La pollution est responsable de 9 millions de morts dans le monde. De différents signaux d’alarme viennent nous rappeler comme celui de la crise du SRAS COV 2, qui n’est qu’un exemple, montre que les capacités de la planète à absorber les pollutions et dégradations que nous lui imposons, sont limitées. « Ces données montrent que la situation ne s’améliore pas et que la pollution reste une menace globale majeure, en particulier pour les pays à bas et moyens revenus », conclut la commission du Lancet.

Cette estimation se fonde sur l’analyse des données du Global Burden of Disease (« charge mondiale des maladies »), un programme international de recherche en épidémiologie piloté par l’Institute for Health Metrics and Evaluation (Seattle, Etats-Unis), auquel collaborent quelque 7 000 chercheurs.

Comme le répète à l’envi  Aurélien Barrau, nos projets eux-mêmes sont à réorienter: le seul avenir possible ne tient pas dans des ajustements à la marge mais bien plutôt dans la réaffectation de notre richesse dans des projets censés et régénérateurs. C’est l’aveuglement des outils économiques (comptabilité strictement financière, spéculation sur des matières premières ou énergies vitales…) aux désastres qu’ils engendrent qu’il s’agit de stopper. L’avenir passera par la valorisation des performances écologiques et sociales pour piloter les organisations en connaissance de cause. Les réglementations européennes amorcent le visage en exigeant désormais le reporting de soutenabilité (CSRD) et les preuves d’un alignement sur les trajectoires vivables qu’il faudra développer avec vigilance cependant.

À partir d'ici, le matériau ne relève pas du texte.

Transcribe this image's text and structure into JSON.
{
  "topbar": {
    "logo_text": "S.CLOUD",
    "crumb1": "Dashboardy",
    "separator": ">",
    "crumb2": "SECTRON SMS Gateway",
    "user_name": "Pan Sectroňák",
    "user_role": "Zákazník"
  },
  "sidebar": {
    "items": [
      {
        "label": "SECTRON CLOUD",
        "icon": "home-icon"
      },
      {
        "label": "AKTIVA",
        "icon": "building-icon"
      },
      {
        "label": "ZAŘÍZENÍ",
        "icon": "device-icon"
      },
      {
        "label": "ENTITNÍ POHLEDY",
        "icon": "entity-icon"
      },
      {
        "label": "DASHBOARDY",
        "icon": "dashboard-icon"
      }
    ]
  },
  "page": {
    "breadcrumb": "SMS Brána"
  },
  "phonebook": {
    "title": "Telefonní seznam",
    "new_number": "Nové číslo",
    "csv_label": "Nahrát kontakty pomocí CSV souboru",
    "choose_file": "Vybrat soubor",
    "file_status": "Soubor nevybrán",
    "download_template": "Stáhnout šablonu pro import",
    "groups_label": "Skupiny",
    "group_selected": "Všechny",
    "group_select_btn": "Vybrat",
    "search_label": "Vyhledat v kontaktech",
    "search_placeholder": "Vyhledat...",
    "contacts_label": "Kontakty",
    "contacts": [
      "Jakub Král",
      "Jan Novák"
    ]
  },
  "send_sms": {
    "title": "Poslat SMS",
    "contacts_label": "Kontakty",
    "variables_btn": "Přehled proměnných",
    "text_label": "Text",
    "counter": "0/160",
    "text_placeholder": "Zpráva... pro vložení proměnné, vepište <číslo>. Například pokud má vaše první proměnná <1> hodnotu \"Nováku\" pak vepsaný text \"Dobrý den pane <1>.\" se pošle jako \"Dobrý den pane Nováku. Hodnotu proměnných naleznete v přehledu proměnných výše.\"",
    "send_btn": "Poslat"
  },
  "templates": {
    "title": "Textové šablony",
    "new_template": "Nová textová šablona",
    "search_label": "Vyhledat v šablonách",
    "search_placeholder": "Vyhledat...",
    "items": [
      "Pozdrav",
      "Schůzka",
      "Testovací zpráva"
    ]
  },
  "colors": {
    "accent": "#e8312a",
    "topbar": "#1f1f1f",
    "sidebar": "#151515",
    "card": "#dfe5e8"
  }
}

Le lien entre l’émergence actuelle des zoonoses et le déclin de la biodiversité est également bien documenté depuis déjà longtemps :celui entre maladies infectieuses et changement climatique l’est aussi après cette période COVID.Selon une étude publiée jeudi dans « Nature », au moins 15 000 nouvelles transmissions inter-espèces devraient intervenir d’ici à 2070, menaçant également la santé humaine.

 N’est-il donc pas urgent de mettre en œuvre à tous les niveaux des changements stratégiques nécessaires ? Chacun à quelque niveau que ce soit, peut y contribuer !

22 mai journée internationale de la biodiversité

Chaque 22 mai, est célébrée la Journée mondiale de la biodiversité.

Une journée pour nous rappeler la beauté et la richesse des espèces animales et végétales sur Terre. La diversité biologique – ou biodiversité – est ce qui désigne toutes les formes de la vie sur Terre et les caractéristiques naturelles qu’elle présente: or la biodiversité est très menacée en raison des activités humaines qui bouleversent les équilibres naturels : déforestation, destruction des milieux naturels, urbanisation, intensification de l’agriculture, pollution…

  • Les trois quarts de l’environnement terrestre et environ 66 % du milieu marin ont été significativement modifiés par l’action humaine
  • 1 million d’espèces végétales et animales sont menacées d’extinction

 Dés l’entrée en vigueur en 1993, de la Convention sur la diversité biologique  celle ci a eu  pour objectifs la conservation de la diversité biologique, l’utilisation durable de ses éléments constitutifs et de ses ressources génétiques, ainsi que le partage juste et équitable des avantages qui en découlent, et pourtant la communauté internationale est appelée à réexaminer sa relation avec le monde naturel, une chose est sûre : malgré nos avancées technologiques, nous dépendons entièrement d’écosystèmes sains et dynamiques pour notre eau, notre nourriture, nos médicaments, nos vêtements, notre carburant ou notre énergie, par exemple.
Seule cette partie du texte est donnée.